Cooking homemade sausages:

  1. Fill the intestines with salted water in advance and leave for 30-40 minutes.
  2. Pass all meat (veal, lamb pulp, pork neck and tenderloin) and fat tail fat through a meat grinder with a large wire rack.
  3. Peel, wash, dry and mince the onions.
  4. Combine meat and onions in one bowl. Season the minced meat with salt, pepper, smoked paprika and peeled garlic clove passed through a press. Mix the mixture well.
  5. Put on a special attachment for sausages on the meat grinder and put the whole intestine on it like an "accordion".
  6. Tie the free edge of the intestine into a knot. Then stuff it with minced meat. Having formed a sausage 15 cm long, turn it over several times and continue to stuff the intestine with minced meat. Flip the intestines every 15 cm, forming the sausages.
  7. Place a grate on the grill with prepared heated coals and put the sausages on it.
  8. Fry them on all sides until tender.

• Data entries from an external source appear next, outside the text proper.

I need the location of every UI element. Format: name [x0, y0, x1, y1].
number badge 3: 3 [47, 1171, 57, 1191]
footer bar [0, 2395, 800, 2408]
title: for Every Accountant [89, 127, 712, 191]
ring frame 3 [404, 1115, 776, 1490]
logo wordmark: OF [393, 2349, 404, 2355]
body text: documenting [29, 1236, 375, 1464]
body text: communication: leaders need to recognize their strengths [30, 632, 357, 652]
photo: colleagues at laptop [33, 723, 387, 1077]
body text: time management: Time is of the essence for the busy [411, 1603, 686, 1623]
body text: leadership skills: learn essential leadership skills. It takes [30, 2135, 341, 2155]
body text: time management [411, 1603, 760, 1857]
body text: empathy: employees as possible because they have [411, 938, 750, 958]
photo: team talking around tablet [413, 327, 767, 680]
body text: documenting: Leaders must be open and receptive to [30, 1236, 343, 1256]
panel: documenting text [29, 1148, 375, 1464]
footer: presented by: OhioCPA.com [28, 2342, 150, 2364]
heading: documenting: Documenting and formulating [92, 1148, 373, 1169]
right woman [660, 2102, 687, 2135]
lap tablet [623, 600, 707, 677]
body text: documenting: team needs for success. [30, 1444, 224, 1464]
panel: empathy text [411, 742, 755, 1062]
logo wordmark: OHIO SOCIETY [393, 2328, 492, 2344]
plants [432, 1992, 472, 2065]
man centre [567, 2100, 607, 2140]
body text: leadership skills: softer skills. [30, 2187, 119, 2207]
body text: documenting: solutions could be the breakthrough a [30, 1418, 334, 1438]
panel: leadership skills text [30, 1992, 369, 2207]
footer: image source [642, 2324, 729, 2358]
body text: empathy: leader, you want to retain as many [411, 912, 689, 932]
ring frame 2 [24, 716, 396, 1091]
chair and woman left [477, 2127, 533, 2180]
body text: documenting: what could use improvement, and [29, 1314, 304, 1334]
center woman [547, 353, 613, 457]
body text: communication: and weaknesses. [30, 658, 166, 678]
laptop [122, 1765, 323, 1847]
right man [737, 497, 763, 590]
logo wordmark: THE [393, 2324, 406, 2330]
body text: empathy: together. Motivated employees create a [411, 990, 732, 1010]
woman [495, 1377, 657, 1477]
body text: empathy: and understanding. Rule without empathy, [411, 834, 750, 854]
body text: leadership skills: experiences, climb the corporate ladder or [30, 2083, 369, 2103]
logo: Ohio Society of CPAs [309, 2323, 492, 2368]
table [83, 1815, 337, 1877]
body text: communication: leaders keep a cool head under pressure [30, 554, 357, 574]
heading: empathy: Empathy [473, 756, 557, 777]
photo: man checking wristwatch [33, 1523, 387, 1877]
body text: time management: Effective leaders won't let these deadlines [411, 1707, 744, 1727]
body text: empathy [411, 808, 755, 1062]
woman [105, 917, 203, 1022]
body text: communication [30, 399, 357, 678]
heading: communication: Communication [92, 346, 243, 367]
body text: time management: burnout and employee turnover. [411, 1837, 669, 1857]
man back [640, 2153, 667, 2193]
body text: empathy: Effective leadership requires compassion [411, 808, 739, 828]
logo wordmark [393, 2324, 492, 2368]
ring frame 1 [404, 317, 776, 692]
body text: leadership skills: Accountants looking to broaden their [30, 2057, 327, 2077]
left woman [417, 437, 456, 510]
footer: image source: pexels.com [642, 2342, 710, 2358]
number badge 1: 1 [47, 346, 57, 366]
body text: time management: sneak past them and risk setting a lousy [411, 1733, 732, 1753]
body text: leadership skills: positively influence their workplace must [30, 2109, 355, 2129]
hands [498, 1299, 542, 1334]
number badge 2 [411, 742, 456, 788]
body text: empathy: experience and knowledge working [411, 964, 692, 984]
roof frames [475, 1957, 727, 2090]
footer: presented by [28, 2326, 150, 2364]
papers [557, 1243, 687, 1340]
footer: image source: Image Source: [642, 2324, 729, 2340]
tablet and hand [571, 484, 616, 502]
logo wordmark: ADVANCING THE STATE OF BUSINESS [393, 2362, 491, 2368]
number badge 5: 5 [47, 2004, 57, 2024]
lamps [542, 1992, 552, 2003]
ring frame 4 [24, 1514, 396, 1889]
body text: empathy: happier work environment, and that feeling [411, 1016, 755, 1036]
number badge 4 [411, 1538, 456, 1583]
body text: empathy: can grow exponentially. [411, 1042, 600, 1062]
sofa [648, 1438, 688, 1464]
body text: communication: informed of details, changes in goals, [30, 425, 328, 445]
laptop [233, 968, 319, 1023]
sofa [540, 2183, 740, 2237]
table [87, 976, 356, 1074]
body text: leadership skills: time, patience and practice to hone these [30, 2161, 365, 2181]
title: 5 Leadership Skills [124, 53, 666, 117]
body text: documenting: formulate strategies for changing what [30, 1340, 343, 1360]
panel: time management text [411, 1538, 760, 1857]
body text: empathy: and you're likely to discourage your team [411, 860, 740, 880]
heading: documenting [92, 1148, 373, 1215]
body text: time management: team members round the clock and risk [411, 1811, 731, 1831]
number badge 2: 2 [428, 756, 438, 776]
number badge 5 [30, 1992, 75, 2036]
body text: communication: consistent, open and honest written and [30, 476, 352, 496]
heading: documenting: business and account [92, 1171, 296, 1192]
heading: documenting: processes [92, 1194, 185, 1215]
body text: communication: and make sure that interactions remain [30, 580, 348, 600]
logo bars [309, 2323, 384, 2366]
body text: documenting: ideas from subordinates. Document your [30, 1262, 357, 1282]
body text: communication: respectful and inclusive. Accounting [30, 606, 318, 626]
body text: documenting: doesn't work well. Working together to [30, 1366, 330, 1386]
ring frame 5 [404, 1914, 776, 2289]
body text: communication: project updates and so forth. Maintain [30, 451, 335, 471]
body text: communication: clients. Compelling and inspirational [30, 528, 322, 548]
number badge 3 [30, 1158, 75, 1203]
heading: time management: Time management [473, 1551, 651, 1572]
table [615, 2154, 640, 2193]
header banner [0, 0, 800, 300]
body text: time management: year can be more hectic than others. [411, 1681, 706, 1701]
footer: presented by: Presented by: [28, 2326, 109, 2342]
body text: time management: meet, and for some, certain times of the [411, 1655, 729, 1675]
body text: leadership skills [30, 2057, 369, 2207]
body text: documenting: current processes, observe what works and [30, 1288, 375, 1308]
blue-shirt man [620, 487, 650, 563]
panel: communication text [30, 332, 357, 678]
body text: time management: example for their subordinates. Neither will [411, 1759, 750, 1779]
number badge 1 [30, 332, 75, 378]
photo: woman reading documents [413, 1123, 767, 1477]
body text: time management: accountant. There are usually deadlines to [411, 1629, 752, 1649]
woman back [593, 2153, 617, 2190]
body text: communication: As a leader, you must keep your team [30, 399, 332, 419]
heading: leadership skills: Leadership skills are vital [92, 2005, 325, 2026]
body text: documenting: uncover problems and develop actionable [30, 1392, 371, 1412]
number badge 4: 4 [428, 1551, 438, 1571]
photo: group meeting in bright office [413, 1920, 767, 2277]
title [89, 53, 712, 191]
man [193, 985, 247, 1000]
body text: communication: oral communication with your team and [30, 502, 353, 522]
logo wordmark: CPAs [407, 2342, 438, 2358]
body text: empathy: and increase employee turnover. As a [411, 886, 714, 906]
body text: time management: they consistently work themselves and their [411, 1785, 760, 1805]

Determine readiness by piercing the sausage with a toothpick. If the liquid is clear, the sausages are ready. Do not pierce the sausage with a fork, and do not make many punctures. Otherwise, the juice will leak out of the sausages, and they will become dry.

Champignons marinated

Champignons marinated
Champignons marinated

A delicious recipe for aromatic mushrooms baked on charcoal. If the mushrooms are small, bake them whole. Cut large specimens in half.

Ingredients:

  • Champignons - 500 g
  • Cilantro - 50 g
  • Dill greens - 50 g
  • Green onions - 50 g
  • Garlic - 1 clove
  • Vegetable oil - 100 ml
  • Table vinegar - 1 tsp
  • Salt to taste

Cooking mushrooms in marinade:

  1. Put all the washed greens in the chopper bowl: cilantro, dill, green onions.
  2. Add peeled cloves of garlic, add salt, vinegar and oil and chop everything.
  3. Wash the mushrooms, dry and cover with marinade. Cover with foil and send to the refrigerator to marinate for a day.
  4. Pass each mushroom tightly to each other on a skewer.
  5. Grill the skewers over the coals with medium heat on the coals for about 10 minutes. Turn the skewer periodically so that the mushrooms do not burn.